Friday, April 24, 2009
In Christopher Meeks's "The Brightest Moon of the Century," Edward, a young Minnesotan, is blessed with an abundance of "experience"-first when his mother dies and next when his father, an encyclopedia salesman, shoehorns Edward into a private boys school where he's tortured and groomed. Edward needs a place in the universe, but he wants an understanding of women. He stumbles into romance in high school, careens through dorm life in college, whirls into a tornado of love problems as a mini-mart owner in a trailer park in Alabama, and aims for a film career in Los Angeles. Will his love for a Latina prove to be the one? In nine chapters, the reader experiences Edward's life from ages 14 to 45. This is the first novel from Christopher Meeks, which follows his highly acclaimed collections of short stories, "The Middle-Aged Man and the Sea" and "Months and Seasons." Author and humorist Sandra Tsing Loh has said, "Christopher Meeks's quirky stories are lyrical and wonderfully human. Enjoy." Carmela Ciuraru wrote in the Los Angeles Times Book Review of Meeks's first book, "This idea resonates throughout the collection: Meeks's characters seek happiness in the small things because they have no choice ... [The stories] are poignant and wise, sympathetic to the everyday struggles these characters face."
What can I say about THE BRIGHTEST MOON OF THE CENTURY? I can say that it is an exceptional novel.
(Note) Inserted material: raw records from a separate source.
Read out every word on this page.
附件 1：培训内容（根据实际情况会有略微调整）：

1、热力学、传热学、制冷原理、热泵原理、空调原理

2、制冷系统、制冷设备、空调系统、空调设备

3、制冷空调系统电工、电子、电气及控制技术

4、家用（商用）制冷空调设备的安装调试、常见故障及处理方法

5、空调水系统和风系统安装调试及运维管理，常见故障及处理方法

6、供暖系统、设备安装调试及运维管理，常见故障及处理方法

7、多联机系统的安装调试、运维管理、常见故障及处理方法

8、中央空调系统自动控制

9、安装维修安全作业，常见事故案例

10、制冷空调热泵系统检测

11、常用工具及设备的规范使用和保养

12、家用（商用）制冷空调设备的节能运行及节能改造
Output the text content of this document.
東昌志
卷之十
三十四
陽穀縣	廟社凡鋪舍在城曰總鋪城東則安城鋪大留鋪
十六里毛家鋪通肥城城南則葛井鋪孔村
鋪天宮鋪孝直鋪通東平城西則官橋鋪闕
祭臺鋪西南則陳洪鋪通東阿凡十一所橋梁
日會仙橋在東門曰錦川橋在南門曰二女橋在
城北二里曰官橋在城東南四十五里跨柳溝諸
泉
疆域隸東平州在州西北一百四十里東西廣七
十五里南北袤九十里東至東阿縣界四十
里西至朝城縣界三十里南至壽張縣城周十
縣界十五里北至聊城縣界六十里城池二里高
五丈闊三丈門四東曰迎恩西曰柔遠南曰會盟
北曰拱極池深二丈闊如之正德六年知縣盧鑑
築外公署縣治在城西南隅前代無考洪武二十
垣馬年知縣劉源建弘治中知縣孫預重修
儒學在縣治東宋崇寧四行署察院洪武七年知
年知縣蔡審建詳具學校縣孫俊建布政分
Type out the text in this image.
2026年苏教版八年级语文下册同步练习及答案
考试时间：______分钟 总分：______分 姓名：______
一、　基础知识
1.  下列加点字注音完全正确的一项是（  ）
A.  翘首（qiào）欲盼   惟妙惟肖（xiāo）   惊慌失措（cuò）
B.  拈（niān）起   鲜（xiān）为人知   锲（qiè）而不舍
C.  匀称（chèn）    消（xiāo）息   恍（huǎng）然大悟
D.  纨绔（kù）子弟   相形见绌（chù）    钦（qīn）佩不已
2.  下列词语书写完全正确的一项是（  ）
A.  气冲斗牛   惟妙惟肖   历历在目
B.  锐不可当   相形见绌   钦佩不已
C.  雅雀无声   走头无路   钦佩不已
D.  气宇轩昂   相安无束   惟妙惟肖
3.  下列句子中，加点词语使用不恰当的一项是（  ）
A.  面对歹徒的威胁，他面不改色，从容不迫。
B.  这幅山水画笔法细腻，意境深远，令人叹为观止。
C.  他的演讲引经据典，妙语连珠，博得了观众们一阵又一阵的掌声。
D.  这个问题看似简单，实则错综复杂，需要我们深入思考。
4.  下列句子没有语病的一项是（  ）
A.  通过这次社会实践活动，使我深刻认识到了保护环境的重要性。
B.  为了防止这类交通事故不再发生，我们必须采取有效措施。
The main character, Edward and I have so much in common (born around the same time, had a step-mother, was taunted in school, and dreamed of going to Hollywood), so I could relate where he was come from. Watching him grow from an awkward 14 year old to the 45 year husband and father, you can feel his transformation. Christopher Meeks separates Edward’s life in stages and we experience with him the joy and pain of growing up, life in college, self-employment, tragedy and friendships. Mr. Meeks writes a terrific debut novel.